How to avoid becoming lost or injured.
Before you leave:
- Know your route and the forecast (mountain weather is often unpredictable)
- Leave your plans with a friend
What to take - basic items per person (even for a short hike); don't let someone else carry your stuff:
- Flashlight (plus spare batteries and bulbs)
- Rain/wind/cold weather wear (can be very lightweight)
- Plenty of water (at least 3 liters of water per day per person)
- First-Aid items (Band-Aids, elastic bandages, etc)
- Your medicine
- Decent footwear
- Compass (make sure you know how to use it!)
- Let the smaller children carry their own light, whistle, etc (teach skills, responsibility, just like teaching them how to dial 911, how not to talk to strangers, etc)
- Fire starter (matches, fire ribbon)
- Emergency shelter
How not to get lost
Know the common pitfalls mentioned above. Watch for examples on the hike. Show these to your kids. Get into the habit of checking behind you periodically, to recognize your backtrail. Learn to watch for the first hint of disorientation.
IF YOU GET LOST
How to get found
- Leave the following with a friend: your plans, route, vehicle description and license #, recent photo, sole pattern and size, scent articles, gear description, and who/when to call. (and your cell phone number?)
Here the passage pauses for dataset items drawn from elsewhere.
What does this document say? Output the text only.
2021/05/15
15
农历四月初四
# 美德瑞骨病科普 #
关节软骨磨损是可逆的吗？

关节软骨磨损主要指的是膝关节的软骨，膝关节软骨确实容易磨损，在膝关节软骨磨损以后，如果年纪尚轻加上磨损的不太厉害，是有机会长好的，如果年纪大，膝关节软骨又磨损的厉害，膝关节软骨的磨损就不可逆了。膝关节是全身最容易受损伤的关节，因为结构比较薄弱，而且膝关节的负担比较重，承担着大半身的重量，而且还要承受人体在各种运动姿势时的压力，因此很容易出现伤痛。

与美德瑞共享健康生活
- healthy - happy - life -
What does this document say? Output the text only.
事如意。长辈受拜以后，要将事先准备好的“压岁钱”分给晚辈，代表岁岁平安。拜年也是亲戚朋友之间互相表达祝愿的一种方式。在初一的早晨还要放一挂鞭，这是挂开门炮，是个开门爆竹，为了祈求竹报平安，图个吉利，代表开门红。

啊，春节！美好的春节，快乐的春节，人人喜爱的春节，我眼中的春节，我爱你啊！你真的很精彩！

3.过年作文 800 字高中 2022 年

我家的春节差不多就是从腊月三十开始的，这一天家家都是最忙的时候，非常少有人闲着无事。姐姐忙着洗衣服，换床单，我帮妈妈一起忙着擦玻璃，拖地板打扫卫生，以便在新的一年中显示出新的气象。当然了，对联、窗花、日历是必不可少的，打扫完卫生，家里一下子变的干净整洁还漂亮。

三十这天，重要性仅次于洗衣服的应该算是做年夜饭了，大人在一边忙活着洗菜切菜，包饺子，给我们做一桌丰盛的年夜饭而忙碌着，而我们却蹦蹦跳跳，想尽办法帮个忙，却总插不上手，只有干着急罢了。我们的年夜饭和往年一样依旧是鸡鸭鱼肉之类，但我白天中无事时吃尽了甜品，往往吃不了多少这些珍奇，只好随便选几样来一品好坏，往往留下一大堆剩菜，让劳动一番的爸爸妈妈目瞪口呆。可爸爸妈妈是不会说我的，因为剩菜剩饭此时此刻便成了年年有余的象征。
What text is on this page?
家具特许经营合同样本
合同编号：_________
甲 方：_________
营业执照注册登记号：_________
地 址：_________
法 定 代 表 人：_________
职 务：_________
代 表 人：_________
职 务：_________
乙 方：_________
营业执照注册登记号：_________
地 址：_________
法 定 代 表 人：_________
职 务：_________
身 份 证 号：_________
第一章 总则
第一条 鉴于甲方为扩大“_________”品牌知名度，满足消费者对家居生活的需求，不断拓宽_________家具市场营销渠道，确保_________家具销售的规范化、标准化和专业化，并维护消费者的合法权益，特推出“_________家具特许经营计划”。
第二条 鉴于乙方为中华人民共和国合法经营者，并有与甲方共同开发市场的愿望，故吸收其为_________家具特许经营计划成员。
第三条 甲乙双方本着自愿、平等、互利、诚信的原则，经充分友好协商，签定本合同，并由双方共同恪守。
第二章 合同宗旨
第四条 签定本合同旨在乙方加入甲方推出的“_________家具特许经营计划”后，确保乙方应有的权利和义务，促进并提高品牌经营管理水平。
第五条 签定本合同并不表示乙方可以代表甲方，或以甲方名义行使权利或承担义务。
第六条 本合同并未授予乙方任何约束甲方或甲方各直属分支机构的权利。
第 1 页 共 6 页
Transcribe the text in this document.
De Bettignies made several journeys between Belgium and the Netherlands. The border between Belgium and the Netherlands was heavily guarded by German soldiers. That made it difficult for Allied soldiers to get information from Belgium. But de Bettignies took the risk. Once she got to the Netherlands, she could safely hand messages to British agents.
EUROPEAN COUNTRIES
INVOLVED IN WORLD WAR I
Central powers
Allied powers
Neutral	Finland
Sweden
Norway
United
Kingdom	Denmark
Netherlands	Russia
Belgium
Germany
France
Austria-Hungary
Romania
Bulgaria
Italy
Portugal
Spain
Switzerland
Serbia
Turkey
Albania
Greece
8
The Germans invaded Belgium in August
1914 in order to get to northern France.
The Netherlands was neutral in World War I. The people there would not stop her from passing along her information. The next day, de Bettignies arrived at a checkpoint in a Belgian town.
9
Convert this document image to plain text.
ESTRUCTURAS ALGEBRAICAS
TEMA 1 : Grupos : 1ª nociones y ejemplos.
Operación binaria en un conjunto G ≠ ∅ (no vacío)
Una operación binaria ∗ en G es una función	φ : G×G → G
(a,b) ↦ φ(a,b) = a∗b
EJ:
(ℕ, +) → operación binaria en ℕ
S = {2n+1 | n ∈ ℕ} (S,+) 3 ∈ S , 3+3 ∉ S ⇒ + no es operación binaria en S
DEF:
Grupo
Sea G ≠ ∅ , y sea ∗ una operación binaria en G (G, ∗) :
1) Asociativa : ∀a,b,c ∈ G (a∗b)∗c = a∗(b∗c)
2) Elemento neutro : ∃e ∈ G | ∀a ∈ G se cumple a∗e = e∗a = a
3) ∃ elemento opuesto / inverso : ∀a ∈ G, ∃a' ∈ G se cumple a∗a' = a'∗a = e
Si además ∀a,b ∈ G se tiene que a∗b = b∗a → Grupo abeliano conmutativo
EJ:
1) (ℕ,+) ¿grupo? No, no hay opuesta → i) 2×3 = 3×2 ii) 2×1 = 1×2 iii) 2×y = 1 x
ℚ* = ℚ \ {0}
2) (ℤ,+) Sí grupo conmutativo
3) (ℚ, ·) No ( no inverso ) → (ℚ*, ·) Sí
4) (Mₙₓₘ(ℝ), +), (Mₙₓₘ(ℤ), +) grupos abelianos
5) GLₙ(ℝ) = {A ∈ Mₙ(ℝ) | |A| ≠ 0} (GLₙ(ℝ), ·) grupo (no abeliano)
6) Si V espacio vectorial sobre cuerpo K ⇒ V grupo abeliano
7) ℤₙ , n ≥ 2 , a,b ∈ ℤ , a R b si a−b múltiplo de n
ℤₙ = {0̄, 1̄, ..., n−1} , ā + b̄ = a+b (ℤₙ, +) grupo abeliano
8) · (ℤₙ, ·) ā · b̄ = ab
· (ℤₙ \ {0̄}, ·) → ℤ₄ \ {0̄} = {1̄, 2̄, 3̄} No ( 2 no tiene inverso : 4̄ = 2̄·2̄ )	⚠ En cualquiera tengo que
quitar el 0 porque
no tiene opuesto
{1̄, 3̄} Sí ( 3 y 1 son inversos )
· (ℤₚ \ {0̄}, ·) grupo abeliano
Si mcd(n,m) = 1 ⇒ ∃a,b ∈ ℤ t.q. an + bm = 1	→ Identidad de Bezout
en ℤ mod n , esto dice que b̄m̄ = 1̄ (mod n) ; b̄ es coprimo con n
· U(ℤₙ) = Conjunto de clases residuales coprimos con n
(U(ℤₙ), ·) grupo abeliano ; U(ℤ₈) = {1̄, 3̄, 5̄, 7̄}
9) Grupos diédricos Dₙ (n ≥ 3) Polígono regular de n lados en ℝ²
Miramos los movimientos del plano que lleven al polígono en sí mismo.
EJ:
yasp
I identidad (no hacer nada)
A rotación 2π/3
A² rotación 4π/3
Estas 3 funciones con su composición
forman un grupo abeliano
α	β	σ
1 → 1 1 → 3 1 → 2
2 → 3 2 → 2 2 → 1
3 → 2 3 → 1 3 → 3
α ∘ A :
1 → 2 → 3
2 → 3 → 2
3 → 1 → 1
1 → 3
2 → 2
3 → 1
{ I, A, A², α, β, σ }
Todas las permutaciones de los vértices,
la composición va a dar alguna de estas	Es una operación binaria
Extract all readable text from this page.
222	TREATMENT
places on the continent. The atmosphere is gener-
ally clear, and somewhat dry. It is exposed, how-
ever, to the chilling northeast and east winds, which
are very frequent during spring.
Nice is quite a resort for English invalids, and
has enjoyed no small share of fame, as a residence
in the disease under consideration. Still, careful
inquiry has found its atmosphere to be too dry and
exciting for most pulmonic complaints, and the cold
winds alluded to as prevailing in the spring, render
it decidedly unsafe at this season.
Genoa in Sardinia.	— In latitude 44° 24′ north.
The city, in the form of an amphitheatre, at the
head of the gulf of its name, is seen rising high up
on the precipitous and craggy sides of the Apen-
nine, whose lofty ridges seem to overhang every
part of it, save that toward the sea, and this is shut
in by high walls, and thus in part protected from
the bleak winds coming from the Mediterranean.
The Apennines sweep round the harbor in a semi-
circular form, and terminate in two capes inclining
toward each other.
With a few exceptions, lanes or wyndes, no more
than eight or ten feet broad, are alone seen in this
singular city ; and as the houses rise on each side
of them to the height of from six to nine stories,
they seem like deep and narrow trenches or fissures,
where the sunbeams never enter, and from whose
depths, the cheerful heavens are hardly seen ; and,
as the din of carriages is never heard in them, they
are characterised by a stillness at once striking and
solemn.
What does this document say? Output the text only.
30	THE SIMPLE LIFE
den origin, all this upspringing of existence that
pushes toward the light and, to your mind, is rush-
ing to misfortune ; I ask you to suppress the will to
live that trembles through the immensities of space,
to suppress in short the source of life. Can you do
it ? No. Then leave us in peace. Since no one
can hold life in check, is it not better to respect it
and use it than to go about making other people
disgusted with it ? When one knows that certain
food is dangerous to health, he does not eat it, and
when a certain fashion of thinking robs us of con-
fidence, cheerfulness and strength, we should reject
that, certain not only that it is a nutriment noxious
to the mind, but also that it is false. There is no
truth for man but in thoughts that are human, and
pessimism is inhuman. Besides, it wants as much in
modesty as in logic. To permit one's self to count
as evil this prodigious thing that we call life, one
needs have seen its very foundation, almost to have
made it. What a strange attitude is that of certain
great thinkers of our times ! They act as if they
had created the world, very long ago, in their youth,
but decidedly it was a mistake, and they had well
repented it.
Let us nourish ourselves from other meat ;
- If separated, yell, whistle, stop and listen
- Kids: hug a tree
- Adults: STOP. Learn your surroundings, explore carefully, and be able to return to the last known point (pick something nearby that you can recognize at a distance, e.g. a tall dead tree).
- Sometimes it's better to stay put, sometimes to move, but know when to turn around or stop, and be willing to do so (remember the off-trail hazards, above). Down hill or down stream is not always the way out (there are often cliffs and waterfalls)
- Check your own pulse, recognize haste. Be willing to sit all night if you have no light. Even with one, off-trail travel at night can be risky. If you have to find or make a shelter, or gather firewood, do it before dark or before the storm comes in, not during.
If you can not get out on your own
- Stay near an open area, for visibility
- Make a signal: a brightly-colored pack, artificial patterns such as tracks in the snow, a signal mirror (not any old mirror), a flashlight, aerial flare, or fire at night and smoke by day (but watch that fire!!)
If a member of your party is missing
- Search for him or her, but preserve tracks, scent articles (clothing, pack, etc), belongings, witnesses, point-last-seen, camp, car, etc.
- Send for help, with a clear, complete, accurate report. Your report should include an exact location, what happened, if there is an injury, the missing person's medical background, if they are conscious, able to walk, etc.,
The vast majority of hikers never get into trouble and we're not advocating that you carry a 50-lb pack every time you go out in your backyard. Agencies like ours may have a warped perspective because we only meet the unfortunate minority. But in their cases, just a few pieces of gear and/or lessons learned might have made a big difference.